If you missed grenades being more complex the devs still made an effort to fill that gap by giving you proximity grenade ammo for the launcher that can be set off later and psionic land mines, the complexity is roughly the same it's just not concentrated in the same way.
The complexity is not even close. Proximity grenades are just weaker grenades that can be used to create (lousy) traps. In SS1 you could create traps with anything - proximity, time or manually triggered (with guns), you could lob grenades with varying strength and at varying angles including around the corners, perpendicularly to your facing, you could adjust timers, you could form chains of explosions, you could even leave live explosives bobbing in the air in grav shafts.
That's the main difference between SS2 and SS1 - SS1 allows you to mix and match mechanics to your heart's content, allowing you to sculpt your own custom solutions to in-game situations, while in SS2 individual mechanics are streamlined, spread apart, prevented from interacting and centred around codified, canned solutions.
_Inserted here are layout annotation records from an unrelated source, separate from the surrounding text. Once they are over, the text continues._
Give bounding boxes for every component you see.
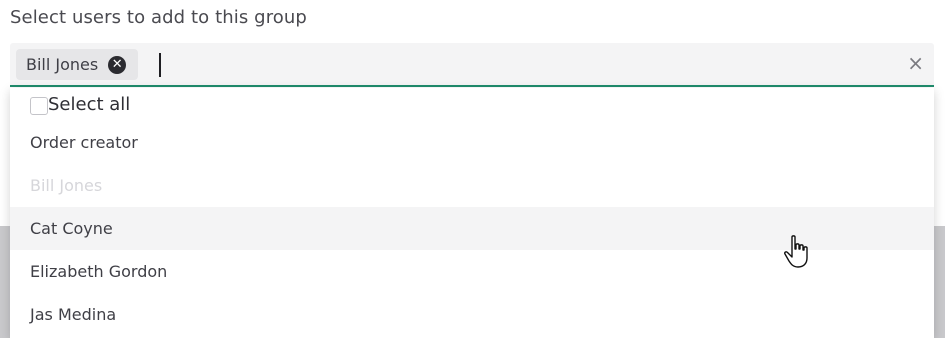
x-circle-icon[interactable]: ✕: [108, 55, 127, 74]
dropdown-option-bill-jones: Bill Jones: [30, 176, 103, 195]
options-dropdown: Select all Order creator Bill Jones Cat …: [10, 88, 934, 338]
dropdown-option-elizabeth-gordon[interactable]: Elizabeth Gordon: [10, 250, 934, 293]
dropdown-option-order-creator[interactable]: Order creator: [10, 121, 934, 164]
text-cursor: [159, 53, 161, 77]
user-multiselect[interactable]: Bill Jones ✕ ×: [10, 43, 934, 87]
select-all-checkbox[interactable]: [30, 97, 48, 115]
dropdown-option-jas-medina[interactable]: Jas Medina: [10, 293, 934, 336]
chip-label: Bill Jones: [26, 55, 99, 74]
field-label: Select users to add to this group: [10, 7, 307, 28]
select-all-option[interactable]: Select all: [10, 88, 934, 121]
selected-user-chip: Bill Jones ✕: [16, 49, 139, 80]
page: Select users to add to this group Bill J…: [0, 0, 945, 338]
dropdown-option-cat-coyne[interactable]: Cat Coyne: [10, 207, 934, 250]
close-icon[interactable]: ×: [907, 53, 924, 73]
select-all-label: Select all: [48, 94, 131, 115]
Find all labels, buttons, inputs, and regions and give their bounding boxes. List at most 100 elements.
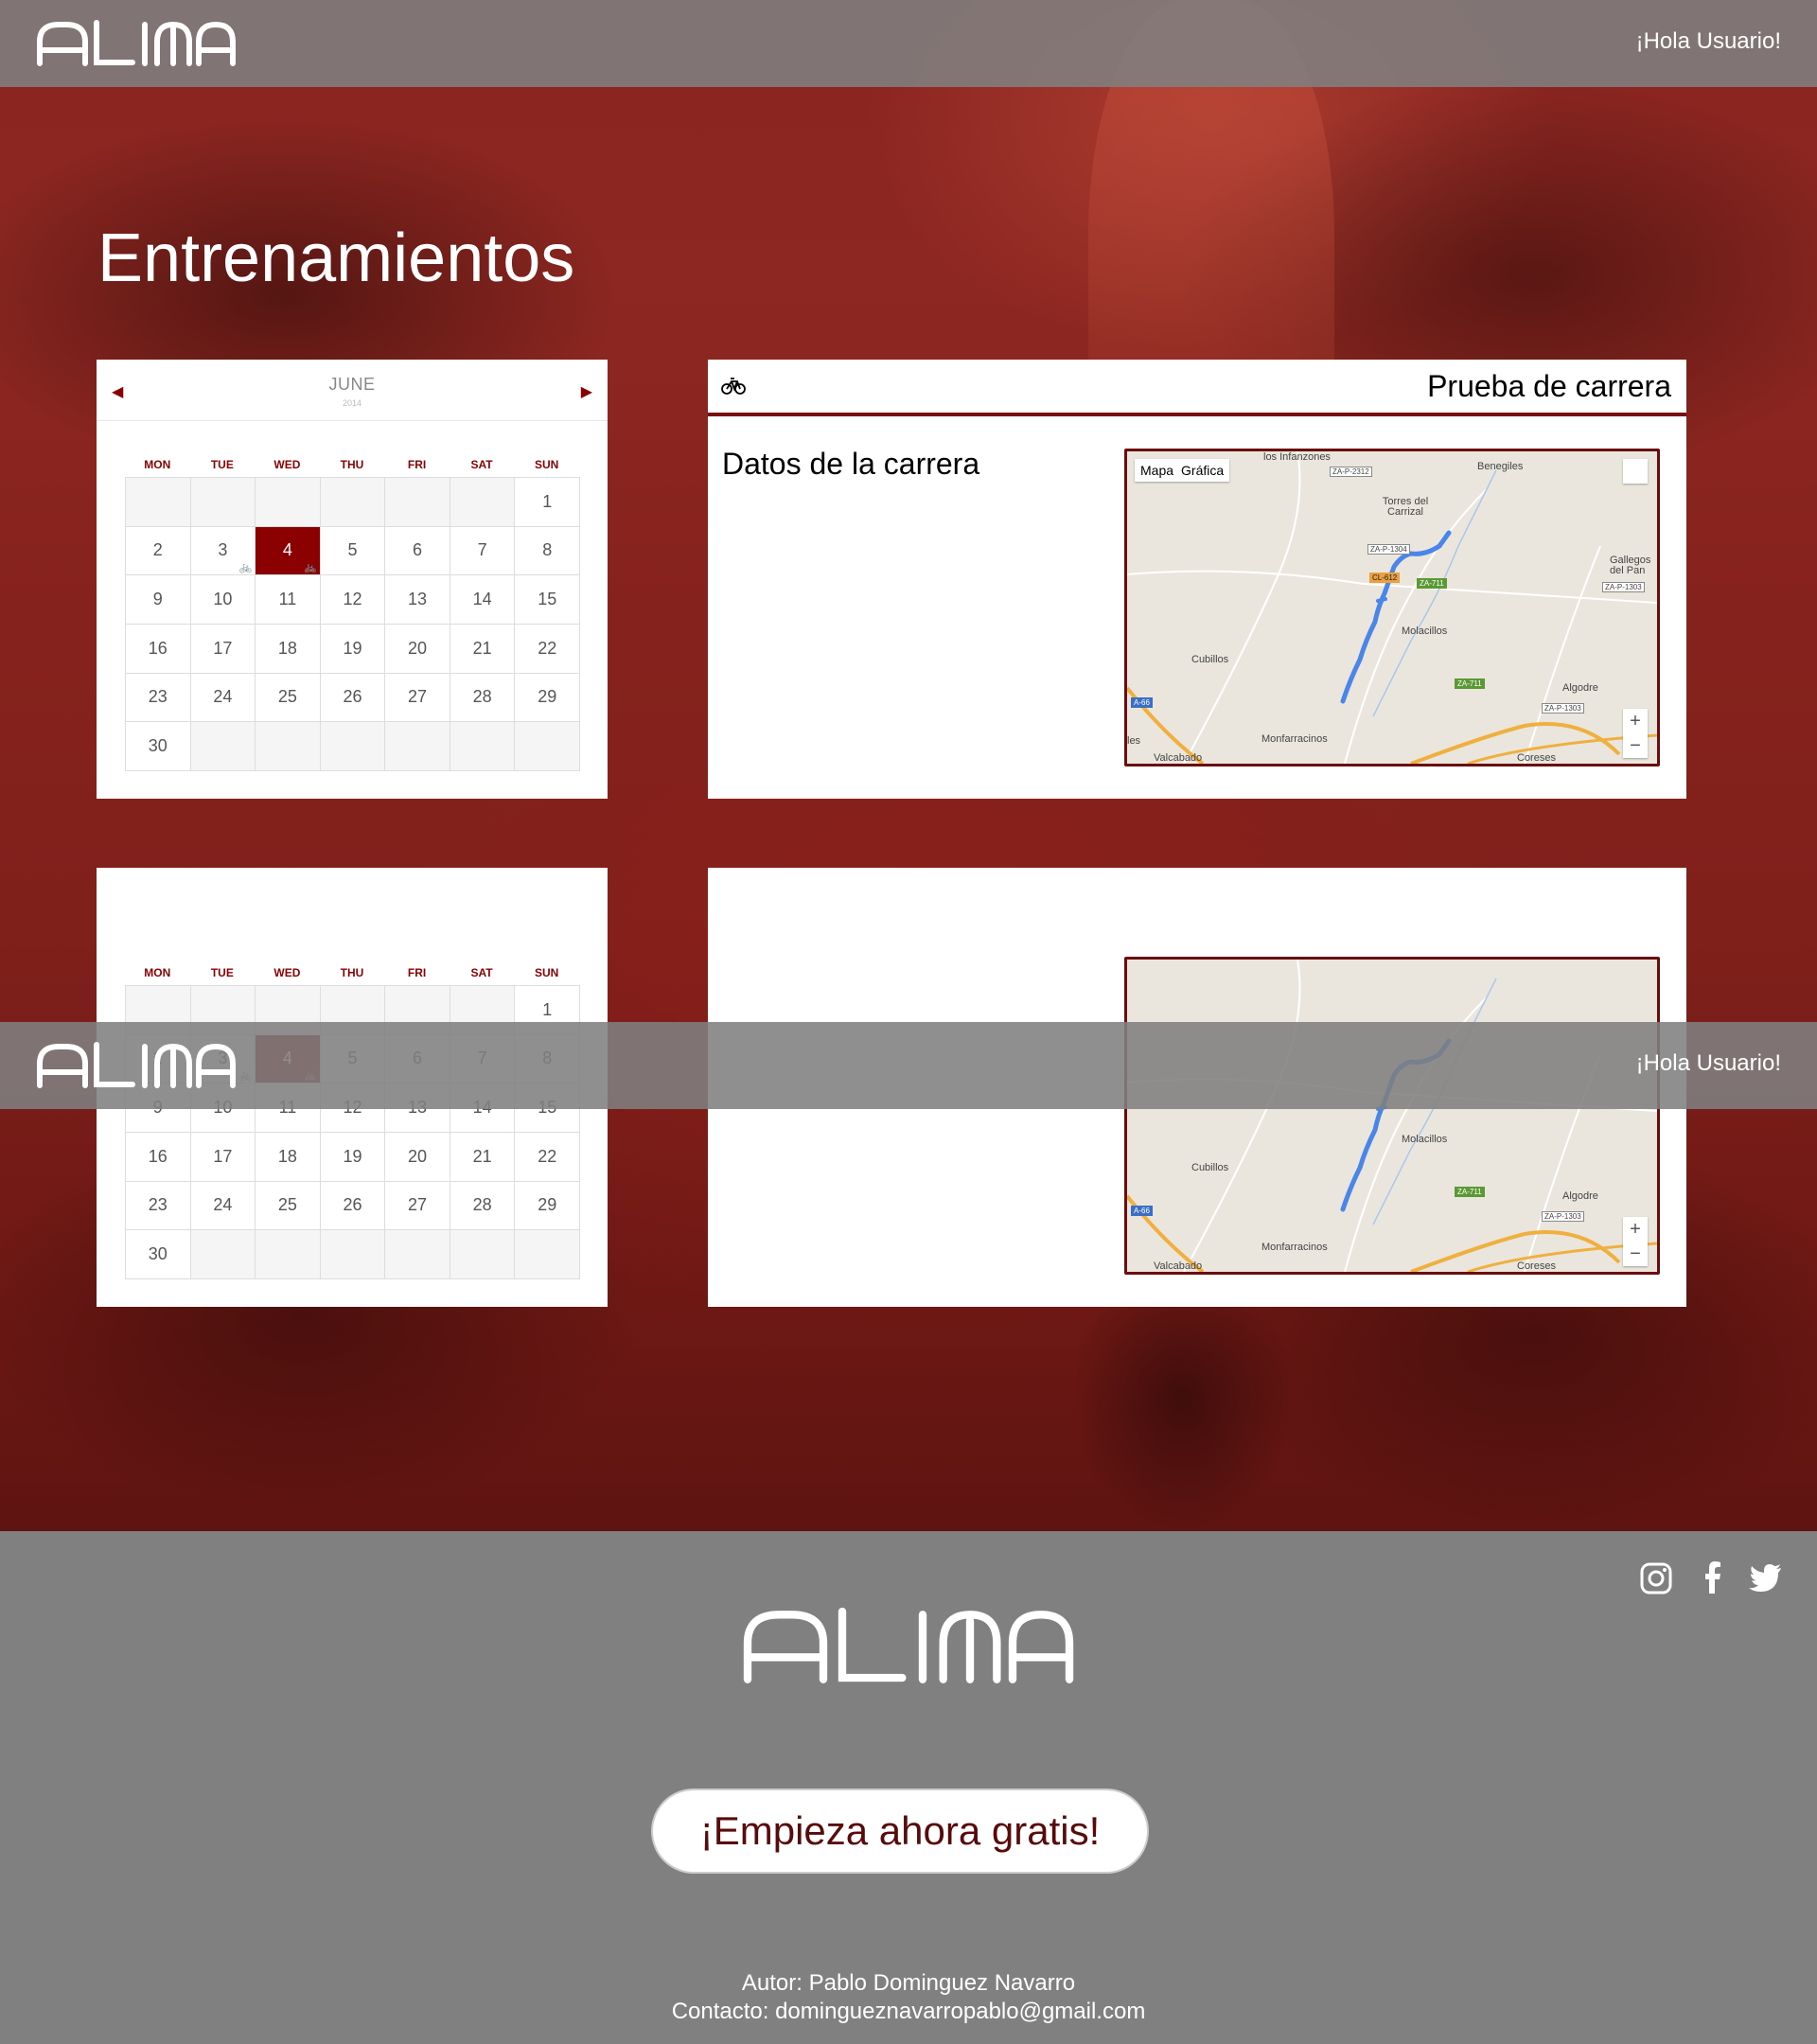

Being able to mitigate radiation in roughly the same way with either suit, or PSI or +END (or +END from PSI, or +END from implant, or +END from hypo) doesn't expand the game in any meaningful way. Being able to roll through irradiated area on rocket-boosted skates simultaneously wearing eviro-suit, and slicing bots with laser rapier while hopped up on reflex patch OTOH does.
That's frequent trap of mindlessly adding RPG elements - by slicing the available solution space it streamlines the experience and guides it towards codified premade solutions along the lines of "if stealthy, seek vent shaft to crawl through" we've seen in DX:HR.